Taliban Kill More Than 200 Afghan Defenders on 4 Fronts: 'a Catastrophe'

KABUL, Afghanistan — Afghan government forces lost more than 200 officers and soldiers in fighting over the past three days as Taliban insurgents launched sustained attacks on four different fronts.

The hardest -hit area was the southeastern city of Ghazni, where more than 100 police officers and soldiers had been killed by Sunday, a hospital official said, and the insurgents appeared to be in control of most of the strategic city aside from a few important government facilities.

Ninety miles west, in Ghazni Province, the Taliban seized control of the Ajristan District, and the elite army commando unit that had been defending the district disappeared for two days and their superiors were uncertain of their fate. When they found out on Sunday, estimates of the dead ranged from 40 to 100. Twenty-two survivors were carried to safety on donkeys by rescuers who found them lost in the mountains.

In Faryab Province, 250 miles to the northwest, an isolated Afghan National Army base of 100 soldiers lost more than half of its men in a Taliban assault that ended early Sunday morning. The defenders said they did not expect to last another night.

And 275 miles east of the Faryab base, in northern Baghlan Province, at a base at Jangal Bagh on the strategic highway between Pul-i-Kumri and Kunduz, insurgents killed seven policemen and nine soldiers and captured three other soldiers on Saturday.

With the tempo of the Afghan conflict steadily increasing, it was a bad few days for the Afghan government. The fighting demonstrated that the insurgents had a capacity for carrying out ambitious operations on multiple fronts, while the government struggled to respond on a single front in Ghazni.

Baz Mohammad Hemat, the director of the Ghazni Hospital, said by telephone that 113 bodies had been taken to the hospital, along with 142 people who had been wounded, most of them in uniform.

“We’re running out of hospital rooms; we are using corridors and available space everywhere,” Mr.

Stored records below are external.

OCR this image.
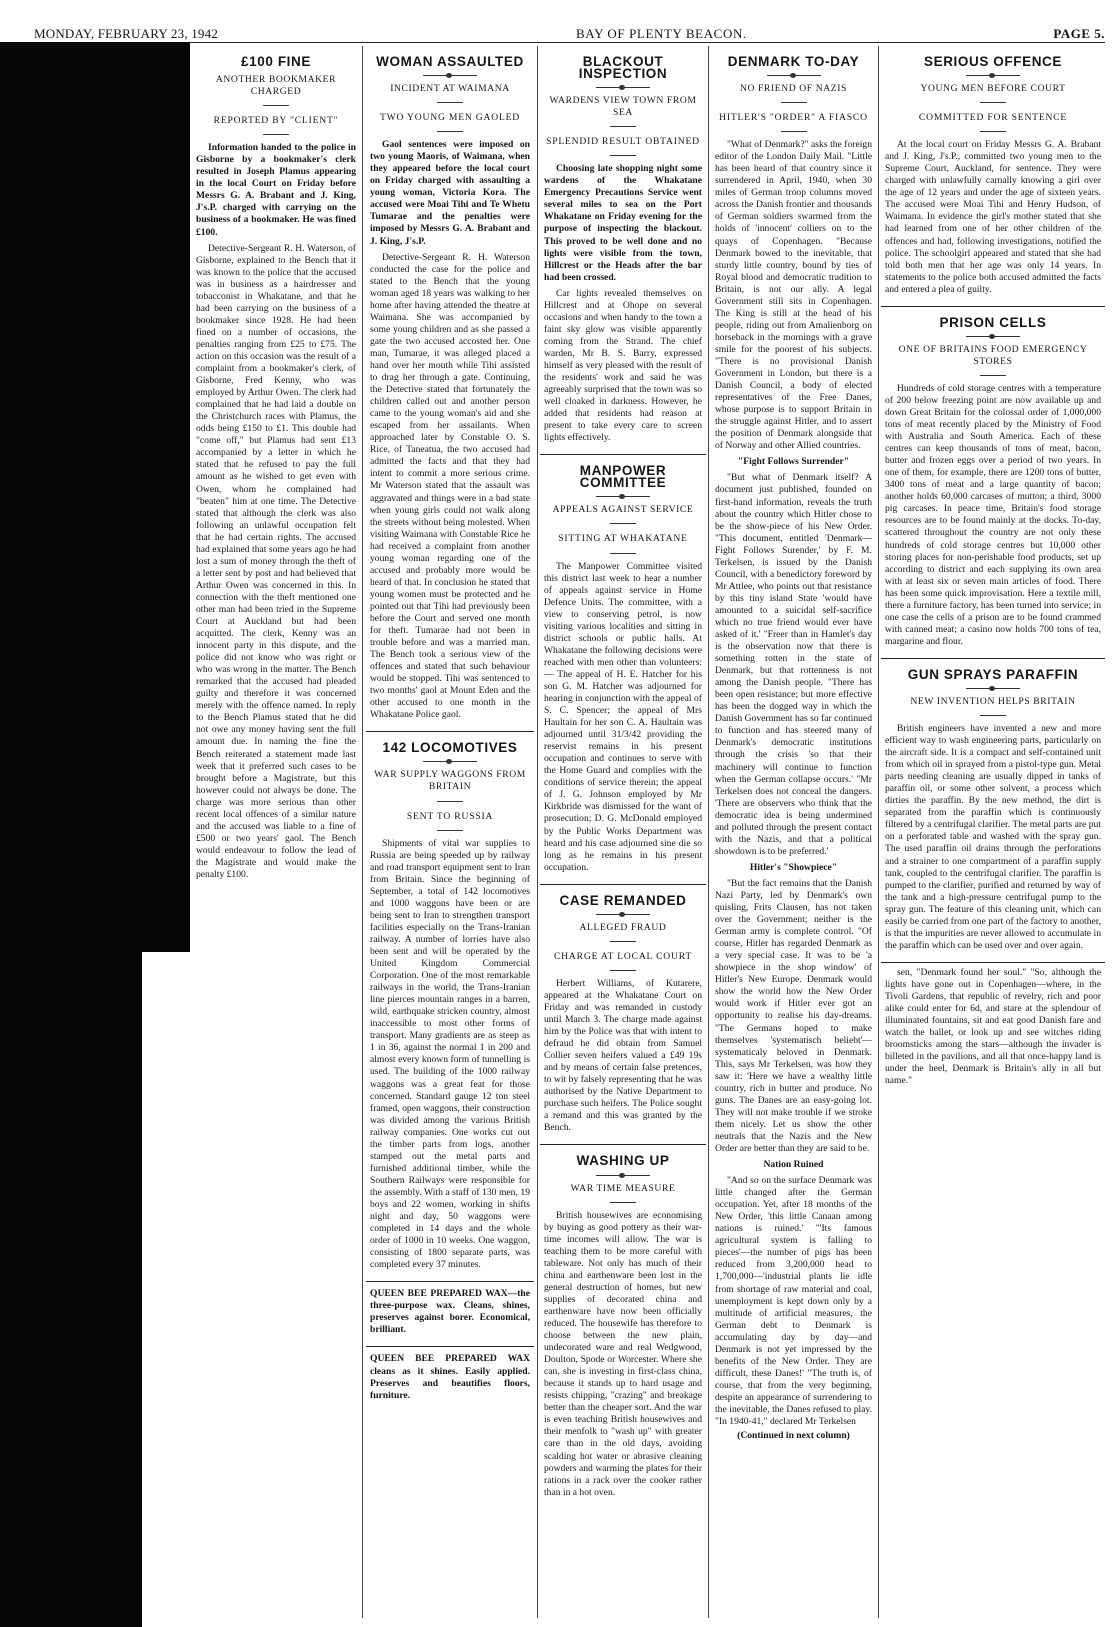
MONDAY, FEBRUARY 23, 1942	BAY OF PLENTY BEACON.	PAGE 5.
£100 FINE
ANOTHER BOOKMAKER CHARGED
REPORTED BY "CLIENT"

Information handed to the police in Gisborne by a bookmaker's clerk resulted in Joseph Plamus appearing in the local Court on Friday before Messrs G. A. Brabant and J. King, J's.P. charged with carrying on the business of a bookmaker. He was fined £100.

Detective-Sergeant R. H. Waterson, of Gisborne, explained to the Bench that it was known to the police that the accused was in business as a hairdresser and tobacconist in Whakatane, and that he had been carrying on the business of a bookmaker since 1928. He had been fined on a number of occasions, the penalties ranging from £25 to £75. The action on this occasion was the result of a complaint from a bookmaker's clerk, of Gisborne, Fred Kenny, who was employed by Arthur Owen. The clerk had complained that he had laid a double on the Christchurch races with Plamus, the odds being £150 to £1. This double had "come off," but Plamus had sent £13 accompanied by a letter in which he stated that he refused to pay the full amount as he wished to get even with Owen, whom he complained had "beaten" him at one time. The Detective stated that although the clerk was also following an unlawful occupation felt that he had certain rights. The accused had explained that some years ago he had lost a sum of money through the theft of a letter sent by post and had believed that Arthur Owen was concerned in this. In connection with the theft mentioned one other man had been tried in the Supreme Court at Auckland but had been acquitted. The clerk, Kenny was an innocent party in this dispute, and the police did not know who was right or who was wrong in the matter. The Bench remarked that the accused had pleaded guilty and therefore it was concerned merely with the offence named. In reply to the Bench Plamus stated that he did not owe any money having sent the full amount due. In naming the fine the Bench reiterated a statement made last week that it preferred such cases to be brought before a Magistrate, but this however could not always be done. The charge was more serious than other recent local offences of a similar nature and the accused was liable to a fine of £500 or two years' gaol. The Bench would endeavour to follow the lead of the Magistrate and would make the penalty £100.

WOMAN ASSAULTED
INCIDENT AT WAIMANA
TWO YOUNG MEN GAOLED

Gaol sentences were imposed on two young Maoris, of Waimana, when they appeared before the local court on Friday charged with assaulting a young woman, Victoria Kora. The accused were Moai Tihi and Te Whetu Tumarae and the penalties were imposed by Messrs G. A. Brabant and J. King, J's.P.

Detective-Sergeant R. H. Waterson conducted the case for the police and stated to the Bench that the young woman aged 18 years was walking to her home after having attended the theatre at Waimana. She was accompanied by some young children and as she passed a gate the two accused accosted her. One man, Tumarae, it was alleged placed a hand over her mouth while Tihi assisted to drag her through a gate. Continuing, the Detective stated that fortunately the children called out and another person came to the young woman's aid and she escaped from her assailants. When approached later by Constable O. S. Rice, of Taneatua, the two accused had admitted the facts and that they had intent to commit a more serious crime. Mr Waterson stated that the assault was aggravated and things were in a bad state when young girls could not walk along the streets without being molested. When visiting Waimana with Constable Rice he had received a complaint from another young woman regarding one of the accused and probably more would be heard of that. In conclusion he stated that young women must be protected and he pointed out that Tihi had previously been before the Court and served one month for theft. Tumarae had not been in trouble before and was a married man. The Bench took a serious view of the offences and stated that such behaviour would be stopped. Tihi was sentenced to two months' gaol at Mount Eden and the other accused to one month in the Whakatane Police gaol.

142 LOCOMOTIVES
WAR SUPPLY WAGGONS FROM BRITAIN
SENT TO RUSSIA

Shipments of vital war supplies to Russia are being speeded up by railway and road transport equipment sent to Iran from Britain. Since the beginning of September, a total of 142 locomotives and 1000 waggons have been or are being sent to Iran to strengthen transport facilities especially on the Trans-Iranian railway. A number of lorries have also been sent and will be operated by the United Kingdom Commercial Corporation. One of the most remarkable railways in the world, the Trans-Iranian line pierces mountain ranges in a barren, wild, earthquake stricken country, almost inaccessible to most other forms of transport. Many gradients are as steep as 1 in 36, against the normal 1 in 200 and almost every known form of tunnelling is used. The building of the 1000 railway waggons was a great feat for those concerned. Standard gauge 12 ton steel framed, open waggons, their construction was divided among the various British railway companies. One works cut out the timber parts from logs, another stamped out the metal parts and furnished additional timber, while the Southern Railways were responsible for the assembly. With a staff of 130 men, 19 boys and 22 women, working in shifts night and day, 50 waggons were completed in 14 days and the whole order of 1000 in 10 weeks. One waggon, consisting of 1800 separate parts, was completed every 37 minutes.

QUEEN BEE PREPARED WAX—the three-purpose wax. Cleans, shines, preserves against borer. Economical, brilliant.

QUEEN BEE PREPARED WAX cleans as it shines. Easily applied. Preserves and beautifies floors, furniture.

BLACKOUT INSPECTION
WARDENS VIEW TOWN FROM SEA
SPLENDID RESULT OBTAINED

Choosing late shopping night some wardens of the Whakatane Emergency Precautions Service went several miles to sea on the Port Whakatane on Friday evening for the purpose of inspecting the blackout. This proved to be well done and no lights were visible from the town, Hillcrest or the Heads after the bar had been crossed.

Car lights revealed themselves on Hillcrest and at Ohope on several occasions and when handy to the town a faint sky glow was visible apparently coming from the Strand. The chief warden, Mr B. S. Barry, expressed himself as very pleased with the result of the residents' work and said he was agreeably surprised that the town was so well cloaked in darkness. However, he added that residents had reason at present to take every care to screen lights effectively.

MANPOWER COMMITTEE
APPEALS AGAINST SERVICE
SITTING AT WHAKATANE

The Manpower Committee visited this district last week to hear a number of appeals against service in Home Defence Units. The committee, with a view to conserving petrol, is now visiting various localities and sitting in district schools or public halls. At Whakatane the following decisions were reached with men other than volunteers:— The appeal of H. E. Hatcher for his son G. M. Hatcher was adjourned for hearing in conjunction with the appeal of S. C. Spencer; the appeal of Mrs Haultain for her son C. A. Haultain was adjourned until 31/3/42 providing the reservist remains in his present occupation and continues to serve with the Home Guard and complies with the conditions of service therein; the appeal of J. G. Johnson employed by Mr Kirkbride was dismissed for the want of prosecution; D. G. McDonald employed by the Public Works Department was heard and his case adjourned sine die so long as he remains in his present occupation.

CASE REMANDED
ALLEGED FRAUD
CHARGE AT LOCAL COURT

Herbert Williams, of Kutarere, appeared at the Whakatane Court on Friday and was remanded in custody until March 3. The charge made against him by the Police was that with intent to defraud he did obtain from Samuel Collier seven heifers valued a £49 19s and by means of certain false pretences, to wit by falsely representing that he was authorised by the Native Department to purchase such heifers. The Police sought a remand and this was granted by the Bench.

WASHING UP
WAR TIME MEASURE

British housewives are economising by buying as good pottery as their war-time incomes will allow. The war is teaching them to be more careful with tableware. Not only has much of their china and earthenware been lost in the general destruction of homes, but new supplies of decorated china and earthenware have now been officially reduced. The housewife has therefore to choose between the new plain, undecorated ware and real Wedgwood, Doulton, Spode or Worcester. Where she can, she is investing in first-class china, because it stands up to hard usage and resists chipping, "crazing" and breakage better than the cheaper sort. And the war is even teaching British housewives and their menfolk to "wash up" with greater care than in the old days, avoiding scalding hot water or abrasive cleaning powders and warming the plates for their rations in a rack over the cooker rather than in a hot oven.

DENMARK TO-DAY
NO FRIEND OF NAZIS
HITLER'S "ORDER" A FIASCO

"What of Denmark?" asks the foreign editor of the London Daily Mail. "Little has been heard of that country since it surrendered in April, 1940, when 30 miles of German troop columns moved across the Danish frontier and thousands of German soldiers swarmed from the holds of 'innocent' colliers on to the quays of Copenhagen. "Because Denmark bowed to the inevitable, that sturdy little country, bound by ties of Royal blood and democratic tradition to Britain, is not our ally. A legal Government still sits in Copenhagen. The King is still at the head of his people, riding out from Amalienborg on horseback in the mornings with a grave smile for the poorest of his subjects. "There is no provisional Danish Government in London, but there is a Danish Council, a body of elected representatives of the Free Danes, whose purpose is to support Britain in the struggle against Hitler, and to assert the position of Denmark alongside that of Norway and other Allied countries.

"Fight Follows Surrender"

"But what of Denmark itself? A document just published, founded on first-hand information, reveals the truth about the country which Hitler chose to be the show-piece of his New Order. "This document, entitled 'Denmark—Fight Follows Surender,' by F. M. Terkelsen, is issued by the Danish Council, with a benedictory foreword by Mr Attlee, who points out that resistance by this tiny island State 'would have amounted to a suicidal self-sacrifice which no true friend would ever have asked of it.' "Freer than in Hamlet's day is the observation now that there is something rotten in the state of Denmark, but that rottenness is not among the Danish people. "There has been open resistance; but more effective has been the dogged way in which the Danish Government has so far continued to function and has steered many of Denmark's democratic institutions through the crisis 'so that their machinery will continue to function when the German collapse occurs.' "Mr Terkelsen does not conceal the dangers. 'There are observers who think that the democratic idea is being undermined and polluted through the present contact with the Nazis, and that a political showdown is to be preferred.'

Hitler's "Showpiece"

"But the fact remains that the Danish Nazi Party, led by Denmark's own quisling, Frits Clausen, has not taken over the Government; neither is the German army is complete control. "Of course, Hitler has regarded Denmark as a very special case. It was to be 'a showpiece in the shop window' of Hitler's New Europe. Denmark would show the world how the New Order would work if Hitler ever got an opportunity to realise his day-dreams. "The Germans hoped to make themselves 'systematisch beliebt'—systematicaly beloved in Denmark. This, says Mr Terkelsen, was how they saw it: 'Here we have a wealthy little country, rich in butter and produce. No guns. The Danes are an easy-going lot. They will not make trouble if we stroke them nicely. Let us show the other neutrals that the Nazis and the New Order are better than they are said to be.

Nation Ruined

"And so on the surface Denmark was little changed after the German occupation. Yet, after 18 months of the New Order, 'this little Canaan among nations is ruined.' "'Its famous agricultural system is falling to pieces'—the number of pigs has been reduced from 3,200,000 head to 1,700,000—'industrial plants lie idle from shortage of raw material and coal, unemployment is kept down only by a multitude of artificial measures, the German debt to Denmark is accumulating day by day—and Denmark is not yet impressed by the benefits of the New Order. They are difficult, these Danes!' "The truth is, of course, that from the very beginning, despite an appearance of surrendering to the inevitable, the Danes refused to play. "In 1940-41," declared Mr Terkelsen

(Continued in next column)
SERIOUS OFFENCE
YOUNG MEN BEFORE COURT
COMMITTED FOR SENTENCE

At the local court on Friday Messrs G. A. Brabant and J. King, J's.P., committed two young men to the Supreme Court, Auckland, for sentence. They were charged with unlawfully carnally knowing a girl over the age of 12 years and under the age of sixteen years. The accused were Moai Tihi and Henry Hudson, of Waimana. In evidence the girl's mother stated that she had learned from one of her other children of the offences and had, following investigations, notified the police. The schoolgirl appeared and stated that she had told both men that her age was only 14 years. In statements to the police both accused admitted the facts and entered a plea of guilty.

PRISON CELLS
ONE OF BRITAINS FOOD EMERGENCY STORES

Hundreds of cold storage centres with a temperature of 200 below freezing point are now available up and down Great Britain for the colossal order of 1,000,000 tons of meat recently placed by the Ministry of Food with Australia and South America. Each of these centres can keep thousands of tons of meat, bacon, butter and frozen eggs over a period of two years. In one of them, for example, there are 1200 tons of butter, 3400 tons of meat and a large quantity of bacon; another holds 60,000 carcases of mutton; a third, 3000 pig carcases. In peace time, Britain's food storage resources are to be found mainly at the docks. To-day, scattered throughout the country are not only these hundreds of cold storage centres but 10,000 other storing places for non-perishable food products, set up according to district and each supplying its own area with at least six or seven main articles of food. There has been some quick improvisation. Here a textile mill, there a furniture factory, has been turned into service; in one case the cells of a prison are to be found crammed with canned meat; a casino now holds 700 tons of tea, margarine and flour.

GUN SPRAYS PARAFFIN
NEW INVENTION HELPS BRITAIN

British engineers have invented a new and more efficient way to wash engineering parts, particularly on the aircraft side. It is a compact and self-contained unit from which oil in sprayed from a pistol-type gun. Metal parts needing cleaning are usually dipped in tanks of paraffin oil, or some other solvent, a process which dirties the paraffin. By the new method, the dirt is separated from the paraffin which is continuously filtered by a centrifugal clarifier. The metal parts are put on a perforated table and washed with the spray gun. The used paraffin oil drains through the perforations and a strainer to one compartment of a paraffin supply tank, coupled to the centrifugal clarifier. The paraffin is pumped to the clarifier, purified and returned by way of the tank and a high-pressure centrifugal pump to the spray gun. The feature of this cleaning unit, which can easily be carried from one part of the factory to another, is that the impurities are never allowed to accumulate in the paraffin which can be used over and over again.

sen, "Denmark found her soul." "So, although the lights have gone out in Copenhagen—where, in the Tivoli Gardens, that republic of revelry, rich and poor alike could enter for 6d, and stare at the splendour of illuminated fountains, sit and eat good Danish fare and watch the ballet, or look up and see witches riding broomsticks among the stars—although the invader is billeted in the pavilions, and all that once-happy land is under the heel, Denmark is Britain's ally in all but name."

Hemat said. “Fighting is quite close to the hospital. The situation is really bad here. We’re receiving more and more wounded and dead every hour.”

The death toll appeared sure to rise, with numerous reports of bodies left unrecovered around the city. The fall of Ghazni, if it happens, would be the Taliban’s most important victory yet, as the city is on the main north-south highway, and its capture would effectively cut off the capital, Kabul, and the north from the insurgents’ Pashtun homeland in the south.

“Heavy fighting is ongoing around the governor’s office, the Police Headquarters and the compound of the intelligence agency,” said Nasir Ahmad Faqiri, a member of the provincial council. “The forces in Ghazni have resisted well, but naturally they have fought so long. The reinforcements have not done anything effective. All they have done is establish a base for themselves.”

He added, “Bodies are lying around, they have decomposed, and no one is doing anything to evacuate them.”

The Afghan Minister of Public Health, Ferozuddin Feroz, said he had asked the International Committee of the Red Cross for “urgent help” in transporting the wounded and dead out of Ghazni.